If a chatbot’s feedback manifested any of the aforementioned infractions, it was labeled as incorrect, with the specific type of error documented. To assess the consistency of the evaluations, a k-pass voting method was also applied. Specifically, a case was deemed accurately categorized if it met the criteria in a minimum of 4 out of the 6 runs.

Statistical Analyses

The accuracy of the patient-level RADS categorization and overall rating for each chatbot was compared using the chi-square test. The agreement across the 6 repeated runs was assessed using Fleiss κ. Agreement strength was interpreted as follows: <0 signified poor, 0-0.20 indicated slight, 0.21-0.40 represented fair, 0.41-0.60 was interpreted as moderate, 0.61-0.80 denoted substantial, and 0.81-1 was characterized as almost perfect. Statistical significance was defined as 2-sided P<.05. All analyses were performed using R statistical software (version 4.1.2; The R Foundation).
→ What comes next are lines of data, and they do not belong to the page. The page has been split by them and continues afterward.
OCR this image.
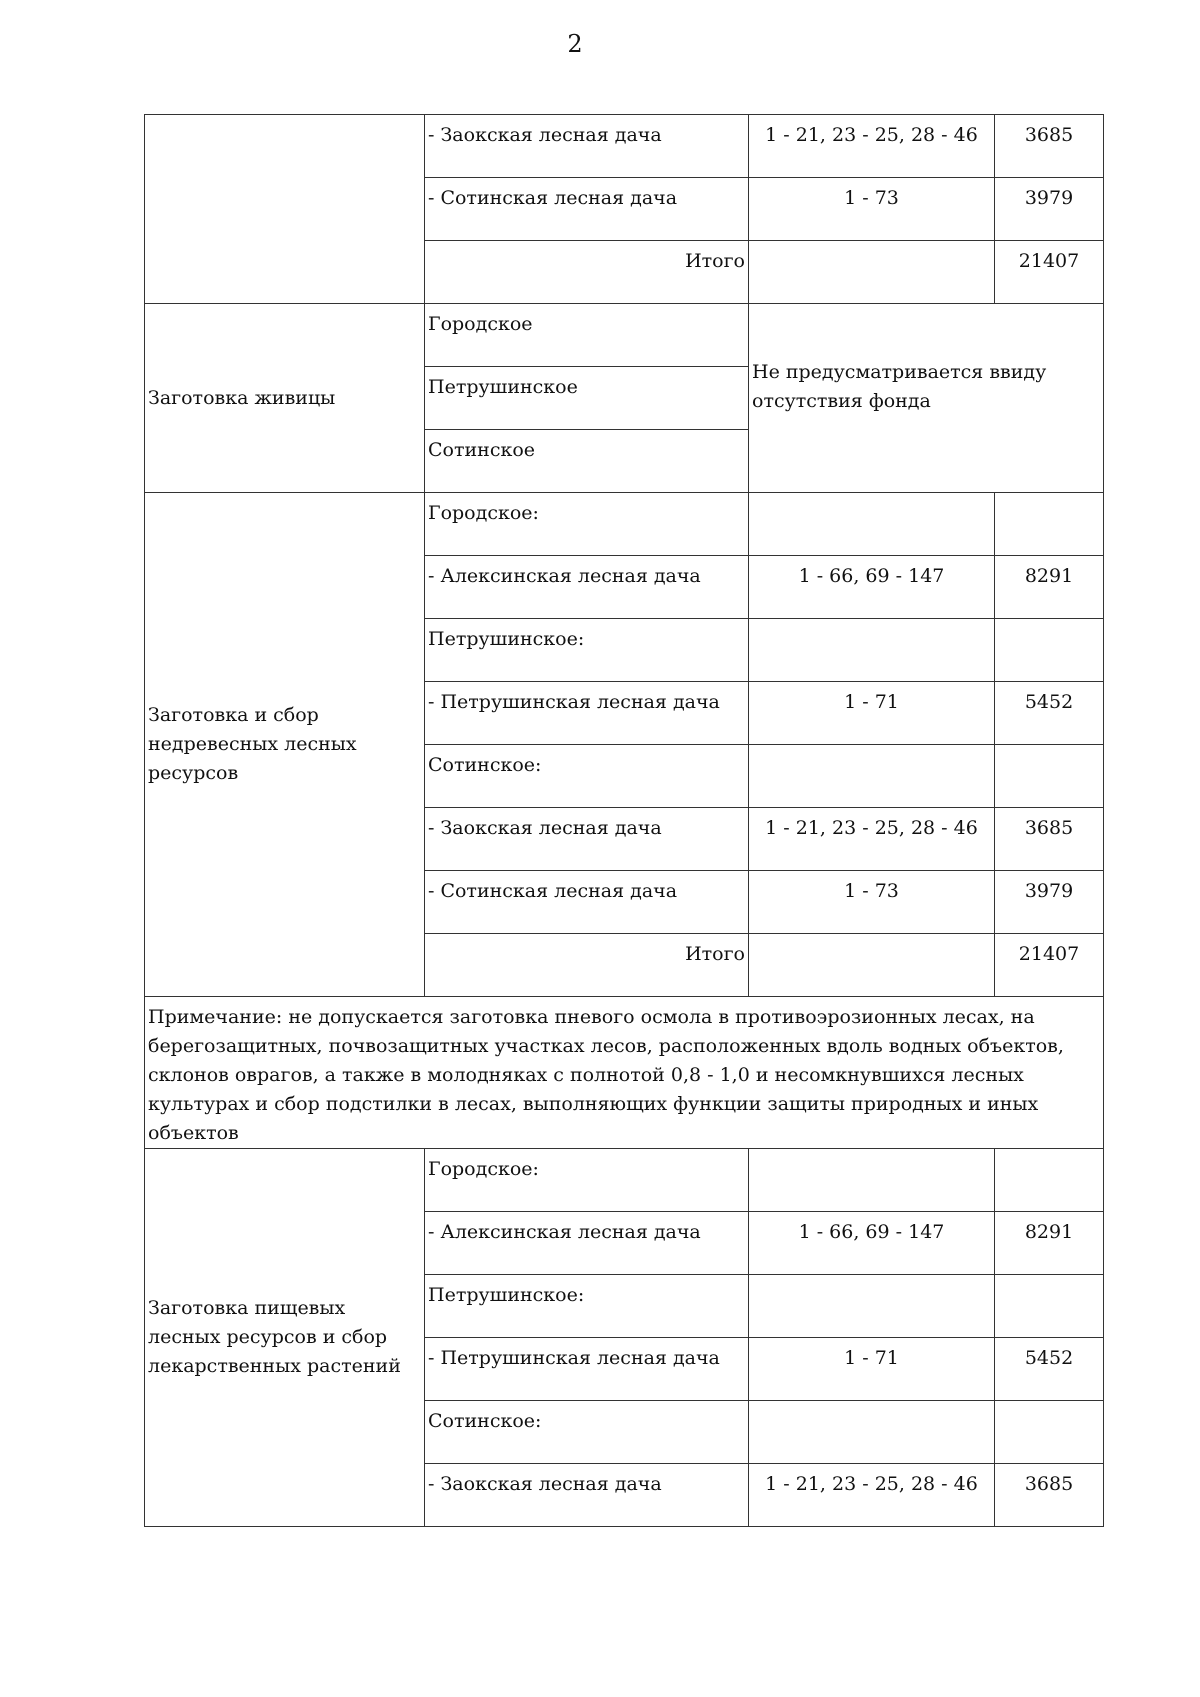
2

	- Заокская лесная дача	1 - 21, 23 - 25, 28 - 46	3685

	- Сотинская лесная дача	1 - 73	3979

	Итого		21407

Заготовка живицы	Городское	Не предусматривается ввиду отсутствия фонда	

	Петрушинское		

	Сотинское		

Заготовка и сбор недревесных лесных ресурсов	Городское:		

	- Алексинская лесная дача	1 - 66, 69 - 147	8291

	Петрушинское:		

	- Петрушинская лесная дача	1 - 71	5452

	Сотинское:		

	- Заокская лесная дача	1 - 21, 23 - 25, 28 - 46	3685

	- Сотинская лесная дача	1 - 73	3979

	Итого		21407

Примечание: не допускается заготовка пневого осмола в противоэрозионных лесах, на берегозащитных, почвозащитных участках лесов, расположенных вдоль водных объектов, склонов оврагов, а также в молодняках с полнотой 0,8 - 1,0 и несомкнувшихся лесных культурах и сбор подстилки в лесах, выполняющих функции защиты природных и иных объектов			

Заготовка пищевых лесных ресурсов и сбор лекарственных растений	Городское:		

	- Алексинская лесная дача	1 - 66, 69 - 147	8291

	Петрушинское:		

	- Петрушинская лесная дача	1 - 71	5452

	Сотинское:		

	- Заокская лесная дача	1 - 21, 23 - 25, 28 - 46	3685
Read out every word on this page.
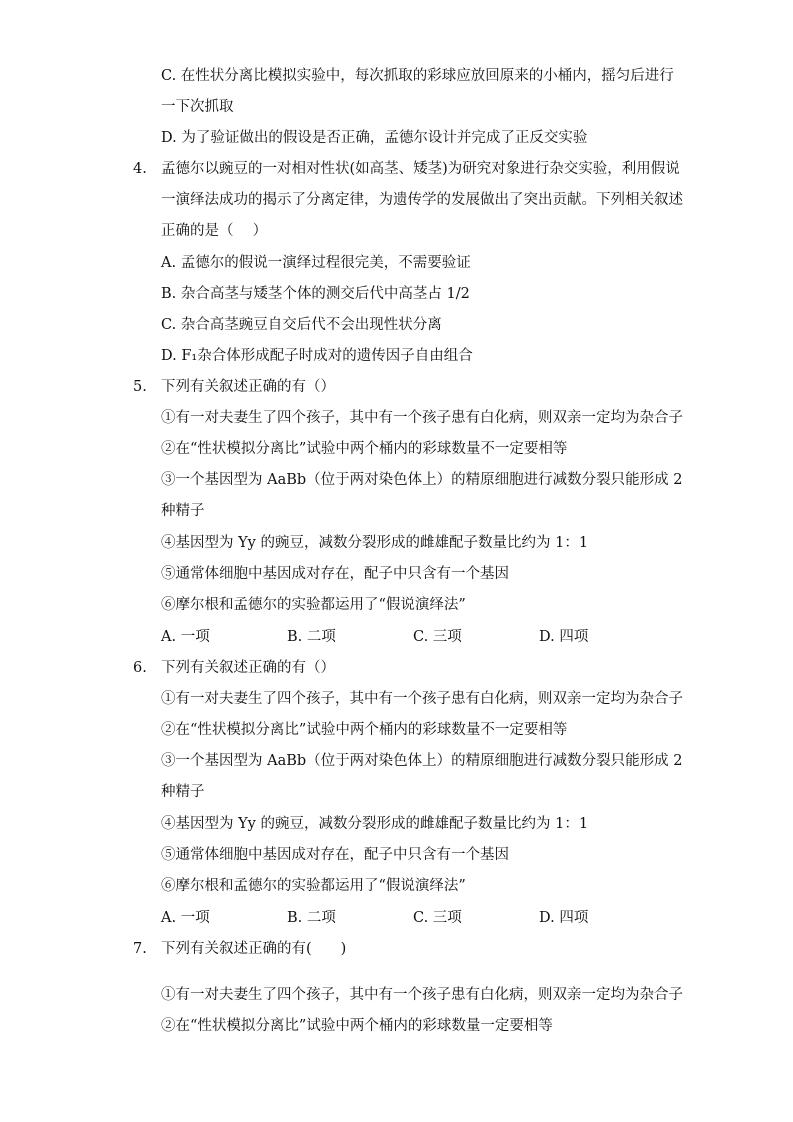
C. 在性状分离比模拟实验中，每次抓取的彩球应放回原来的小桶内，摇匀后进行
一下次抓取
D. 为了验证做出的假设是否正确，孟德尔设计并完成了正反交实验
4. 孟德尔以豌豆的一对相对性状(如高茎、矮茎)为研究对象进行杂交实验，利用假说
一演绎法成功的揭示了分离定律，为遗传学的发展做出了突出贡献。下列相关叙述
正确的是（　 ）
A. 孟德尔的假说一演绎过程很完美，不需要验证
B. 杂合高茎与矮茎个体的测交后代中高茎占 1/2
C. 杂合高茎豌豆自交后代不会出现性状分离
D. F₁杂合体形成配子时成对的遗传因子自由组合
5. 下列有关叙述正确的有（）
①有一对夫妻生了四个孩子，其中有一个孩子患有白化病，则双亲一定均为杂合子
②在“性状模拟分离比”试验中两个桶内的彩球数量不一定要相等
③一个基因型为 AaBb（位于两对染色体上）的精原细胞进行减数分裂只能形成 2
种精子
④基因型为 Yy 的豌豆，减数分裂形成的雌雄配子数量比约为 1：1
⑤通常体细胞中基因成对存在，配子中只含有一个基因
⑥摩尔根和孟德尔的实验都运用了“假说演绎法”
A. 一项	B. 二项	C. 三项	D. 四项
6. 下列有关叙述正确的有（）
①有一对夫妻生了四个孩子，其中有一个孩子患有白化病，则双亲一定均为杂合子
②在“性状模拟分离比”试验中两个桶内的彩球数量不一定要相等
③一个基因型为 AaBb（位于两对染色体上）的精原细胞进行减数分裂只能形成 2
种精子
④基因型为 Yy 的豌豆，减数分裂形成的雌雄配子数量比约为 1：1
⑤通常体细胞中基因成对存在，配子中只含有一个基因
⑥摩尔根和孟德尔的实验都运用了“假说演绎法”
A. 一项	B. 二项	C. 三项	D. 四项
7. 下列有关叙述正确的有(　　)
①有一对夫妻生了四个孩子，其中有一个孩子患有白化病，则双亲一定均为杂合子
②在“性状模拟分离比”试验中两个桶内的彩球数量一定要相等
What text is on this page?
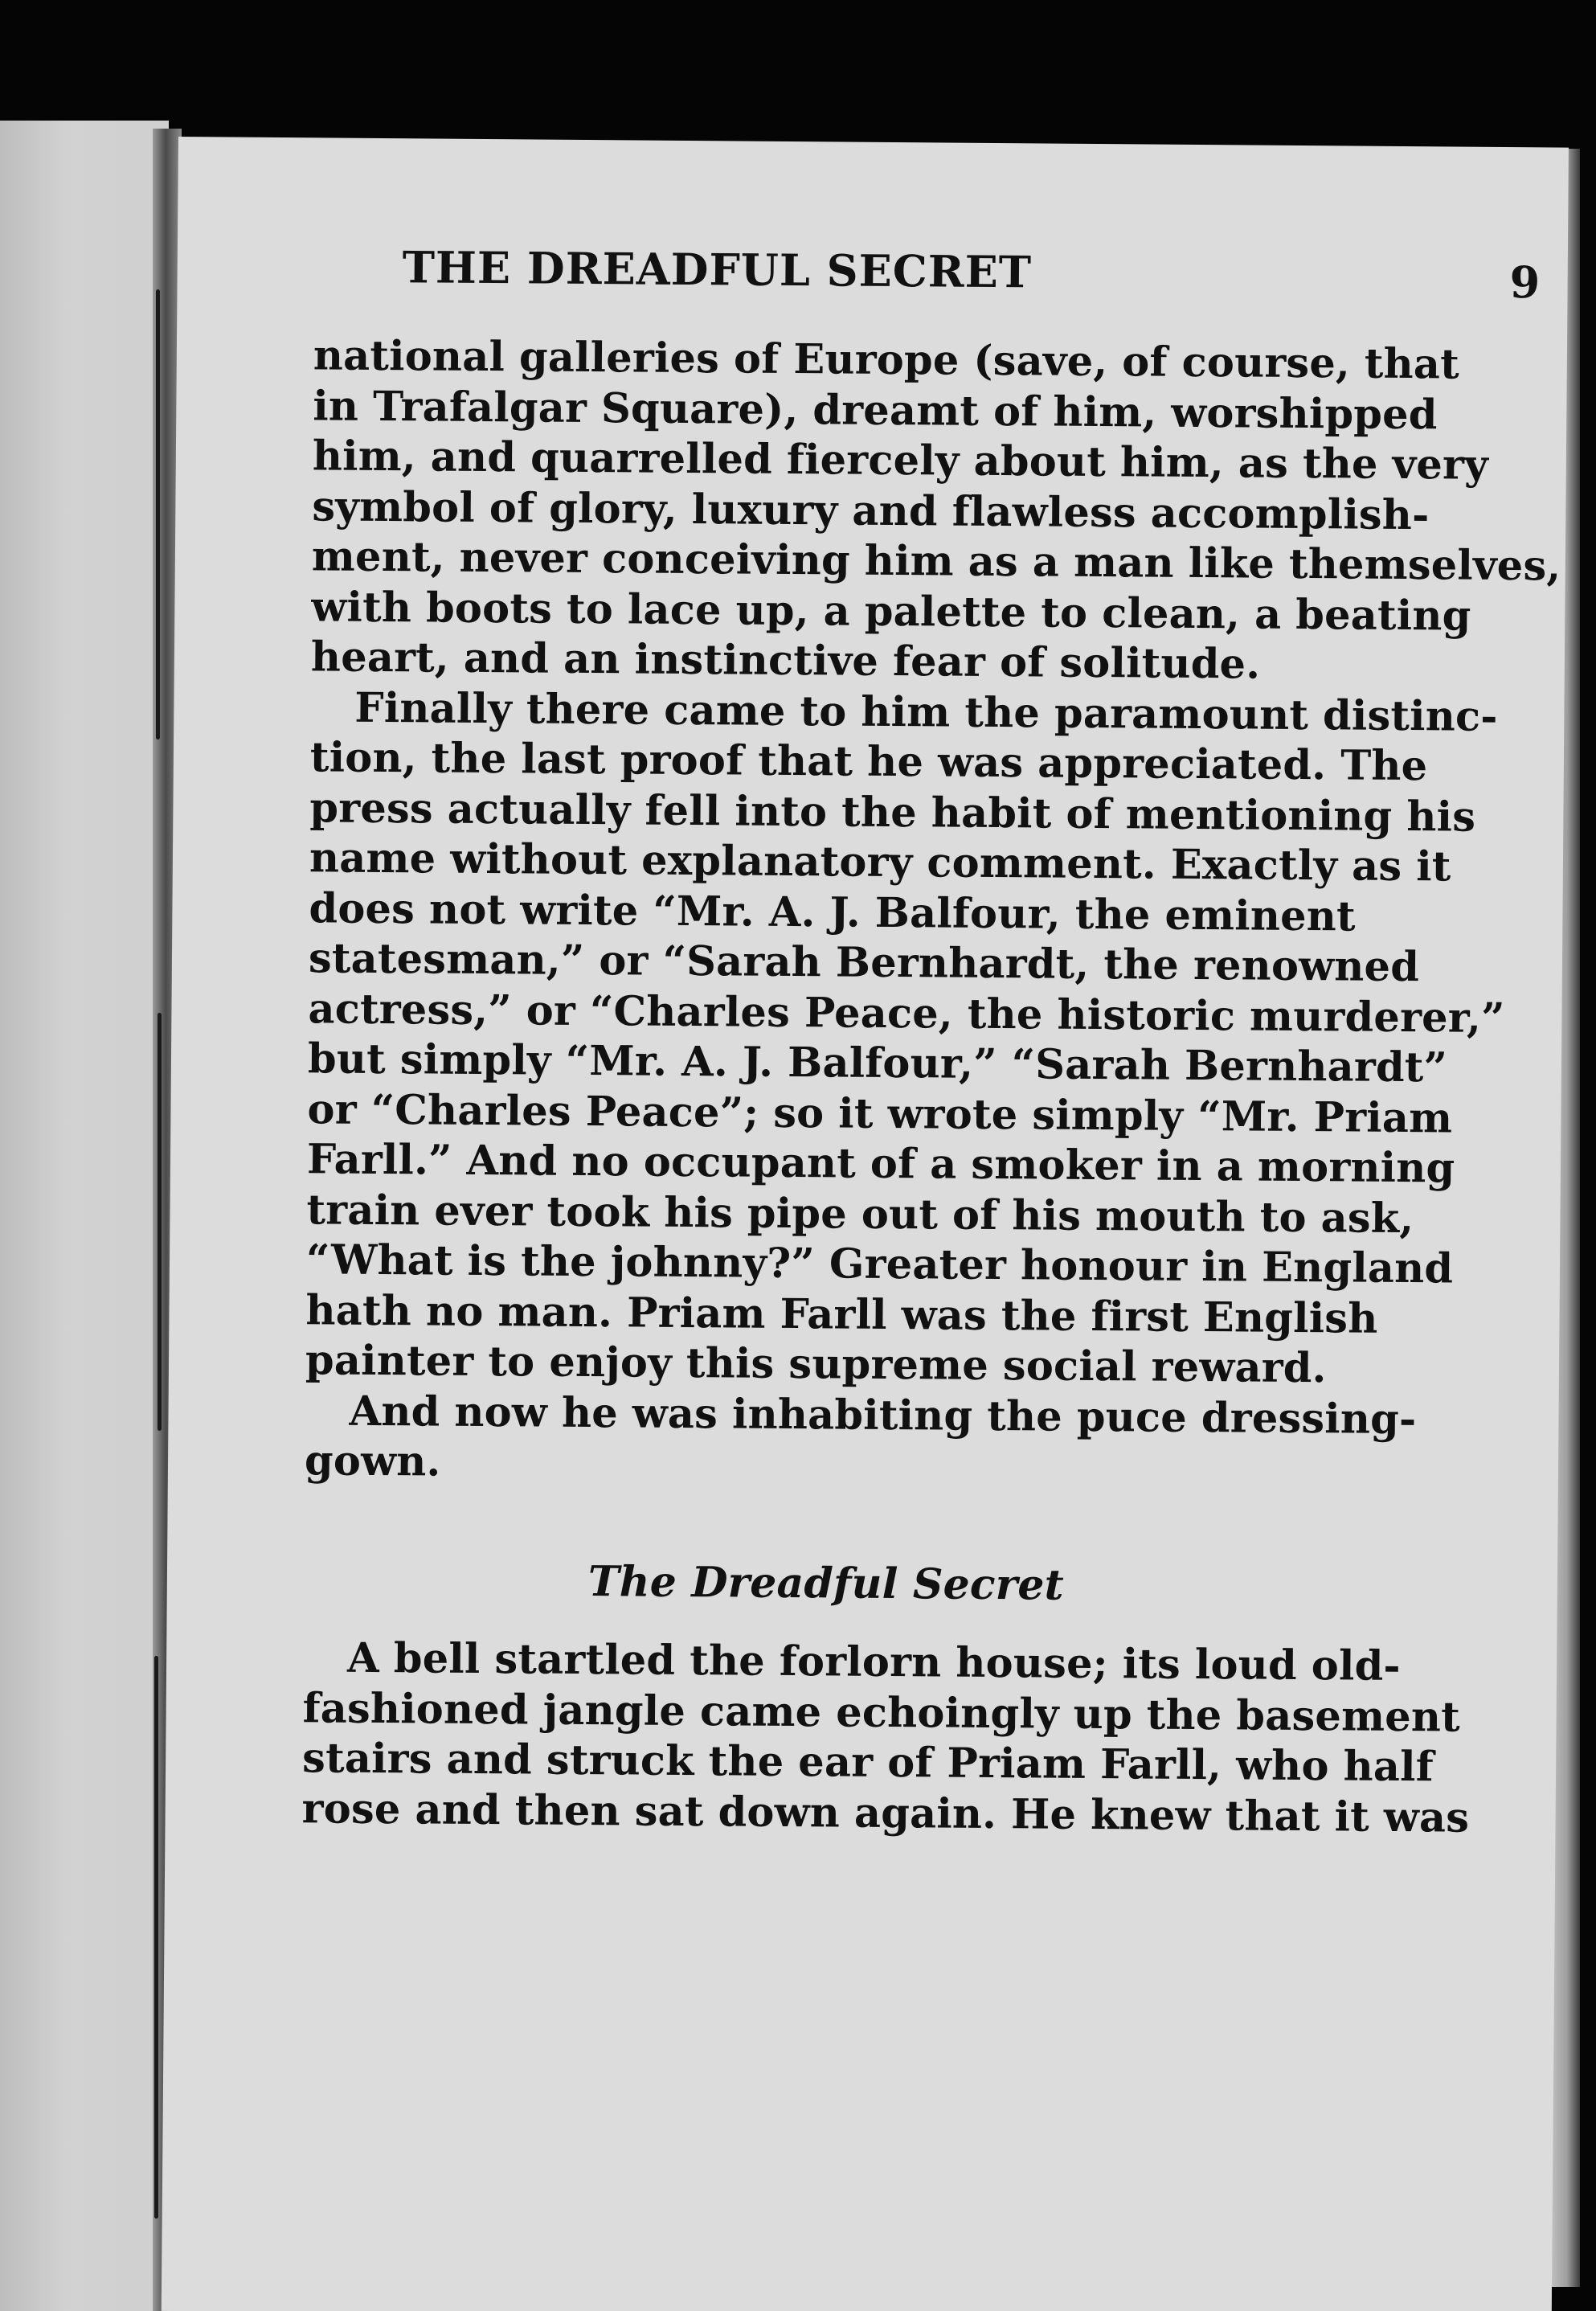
THE DREADFUL SECRET	9
national galleries of Europe (save, of course, that
in Trafalgar Square), dreamt of him, worshipped
him, and quarrelled fiercely about him, as the very
symbol of glory, luxury and flawless accomplish-
ment, never conceiving him as a man like themselves,
with boots to lace up, a palette to clean, a beating
heart, and an instinctive fear of solitude.
Finally there came to him the paramount distinc-
tion, the last proof that he was appreciated. The
press actually fell into the habit of mentioning his
name without explanatory comment. Exactly as it
does not write “Mr. A. J. Balfour, the eminent
statesman,” or “Sarah Bernhardt, the renowned
actress,” or “Charles Peace, the historic murderer,”
but simply “Mr. A. J. Balfour,” “Sarah Bernhardt”
or “Charles Peace”; so it wrote simply “Mr. Priam
Farll.” And no occupant of a smoker in a morning
train ever took his pipe out of his mouth to ask,
“What is the johnny?” Greater honour in England
hath no man. Priam Farll was the first English
painter to enjoy this supreme social reward.
And now he was inhabiting the puce dressing-
gown.
The Dreadful Secret
A bell startled the forlorn house; its loud old-
fashioned jangle came echoingly up the basement
stairs and struck the ear of Priam Farll, who half
rose and then sat down again. He knew that it was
Results Performance of Chatbots

The performance of chatbots is shown in Figure 2 and Tables 1 and 2, with the links to case-level details provided in Multimedia Appendix 4. For the overall rating (Table 1, average row and Figure 2A), Claude-2 with prompt-2 demonstrated significantly higher average accuracy across the 30 cases than Claude-2 with prompt-0 (odds ratio [OR] 8.16; P<.001). GPT-4 with prompt-2 also showed improved average accuracy compared with GPT-4 with prompt-0, but the difference was not statistically significant (OR 3.19; P=.13). When using the k-pass voting method (Table 1, k-pass voting row), Claude-2 with prompt-2 had significantly higher accuracy than Claude-2 with prompt-0 (OR 8.65; P=.002). Similarly, GPT-4 with prompt-2 was significantly more accurate than GPT-4 with prompt-0 (OR 11.98; P=.01). For the exact assignment of the patient-level RADS categorization (Table 2, average row and Figure 2B), Claude-2 with Prompt-2 showed significantly more average accuracy than Claude-2 with prompt-0 (P=.04).

Figure 2

Bar graphs show the comparison of chatbot performance across 6 runs regarding (A) overall rating and (B) patient-level Reporting and Data Systems categorization.

Table 1

Correct overall ratings of different chatbots and prompts.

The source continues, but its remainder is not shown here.